Description
Literary Nonfiction. Jewish Studies. Personal Memoir. A lantern slide, a faded recipe book, a postcard from Mexico, a nugget of fool's gold—such are the clues available to the narrator of THE SMALLEST OBJECTIVE as she excavates for buried treasure in her family home. Together, these objects belonging to several Jewish personalities afford an intriguing vantage point on 20th‐century Montreal—from a Runyonesque character well-known by the city's gossip columnists to a Lithuanian botanist versed in the fossil record to a young woman whose newfound opportunities mirror the promise and ambiguities of the city itself.

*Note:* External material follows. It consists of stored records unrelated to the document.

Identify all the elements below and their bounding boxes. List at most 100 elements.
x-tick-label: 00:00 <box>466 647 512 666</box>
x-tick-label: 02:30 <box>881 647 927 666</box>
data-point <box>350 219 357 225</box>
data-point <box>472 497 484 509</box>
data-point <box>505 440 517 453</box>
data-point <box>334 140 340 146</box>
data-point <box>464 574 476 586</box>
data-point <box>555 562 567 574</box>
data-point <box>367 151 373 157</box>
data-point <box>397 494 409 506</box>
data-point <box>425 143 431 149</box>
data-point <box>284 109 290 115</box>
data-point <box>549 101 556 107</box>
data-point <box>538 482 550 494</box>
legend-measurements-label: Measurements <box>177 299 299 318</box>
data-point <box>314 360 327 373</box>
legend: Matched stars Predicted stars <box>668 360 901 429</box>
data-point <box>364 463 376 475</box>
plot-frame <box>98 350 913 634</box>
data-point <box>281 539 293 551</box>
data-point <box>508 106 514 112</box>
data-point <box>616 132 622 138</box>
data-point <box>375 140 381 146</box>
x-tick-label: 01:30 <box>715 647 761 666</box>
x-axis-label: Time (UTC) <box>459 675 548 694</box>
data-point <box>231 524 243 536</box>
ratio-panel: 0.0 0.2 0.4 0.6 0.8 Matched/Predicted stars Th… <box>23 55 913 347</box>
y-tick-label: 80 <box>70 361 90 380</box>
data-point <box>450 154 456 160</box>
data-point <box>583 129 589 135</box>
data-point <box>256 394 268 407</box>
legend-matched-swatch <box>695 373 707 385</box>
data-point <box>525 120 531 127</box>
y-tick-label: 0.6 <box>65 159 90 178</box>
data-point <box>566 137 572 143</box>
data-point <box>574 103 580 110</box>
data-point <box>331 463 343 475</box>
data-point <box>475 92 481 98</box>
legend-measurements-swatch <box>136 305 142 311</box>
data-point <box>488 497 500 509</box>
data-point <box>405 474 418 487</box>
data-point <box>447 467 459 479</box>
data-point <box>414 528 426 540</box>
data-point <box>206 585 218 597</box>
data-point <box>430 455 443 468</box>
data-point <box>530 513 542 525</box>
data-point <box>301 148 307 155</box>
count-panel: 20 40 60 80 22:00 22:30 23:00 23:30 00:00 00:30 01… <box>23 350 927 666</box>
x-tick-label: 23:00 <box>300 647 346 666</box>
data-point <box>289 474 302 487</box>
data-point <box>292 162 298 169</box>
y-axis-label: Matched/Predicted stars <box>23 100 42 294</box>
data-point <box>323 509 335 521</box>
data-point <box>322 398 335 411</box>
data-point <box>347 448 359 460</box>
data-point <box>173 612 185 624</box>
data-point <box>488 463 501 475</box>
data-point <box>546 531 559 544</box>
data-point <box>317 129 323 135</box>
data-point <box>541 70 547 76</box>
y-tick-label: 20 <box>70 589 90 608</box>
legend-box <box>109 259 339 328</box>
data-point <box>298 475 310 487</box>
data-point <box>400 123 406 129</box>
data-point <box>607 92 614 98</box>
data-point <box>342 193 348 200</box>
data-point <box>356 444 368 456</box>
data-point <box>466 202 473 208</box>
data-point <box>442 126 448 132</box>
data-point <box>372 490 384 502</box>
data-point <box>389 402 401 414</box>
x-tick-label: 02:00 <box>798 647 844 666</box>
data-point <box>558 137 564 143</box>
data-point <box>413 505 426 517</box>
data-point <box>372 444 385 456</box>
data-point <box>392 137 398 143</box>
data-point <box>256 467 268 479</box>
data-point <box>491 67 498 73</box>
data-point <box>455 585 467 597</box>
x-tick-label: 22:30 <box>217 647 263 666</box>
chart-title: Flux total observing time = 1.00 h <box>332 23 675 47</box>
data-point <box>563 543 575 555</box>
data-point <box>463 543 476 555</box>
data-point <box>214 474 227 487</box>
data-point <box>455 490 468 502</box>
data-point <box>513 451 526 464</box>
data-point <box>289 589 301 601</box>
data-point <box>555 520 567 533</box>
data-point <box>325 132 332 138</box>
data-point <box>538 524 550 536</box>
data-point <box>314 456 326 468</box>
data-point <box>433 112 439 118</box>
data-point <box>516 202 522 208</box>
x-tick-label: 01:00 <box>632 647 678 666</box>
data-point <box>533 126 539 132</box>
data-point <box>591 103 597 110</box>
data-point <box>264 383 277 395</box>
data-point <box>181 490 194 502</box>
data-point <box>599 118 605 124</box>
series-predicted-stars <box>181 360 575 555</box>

As the narrator struggles with her mother's failing memory and final decline, unexpected secrets are revealed and expired truths exposed.
Author Bio
Sharon Kirsch is the author of THE SMALLEST OBJECTIVE (New Star Books, 2020) and WHAT SPECIES OF CREATURES (2008), a book of creative non-fiction about first encounters between early settlers to North America and unfamiliar "beasts." A writer and an editor, she has published fiction, narrative non-fiction, and journalism, most recently in subTerrain and Room magazines. Sharon Kirsch is originally from Montreal and has lived in the US and the UK, the latter as a Commonwealth Scholar for postgraduate study in Middle English literature. She is a graduate of the Humber School for Writers Correspondence Program. She currently is based in Toronto.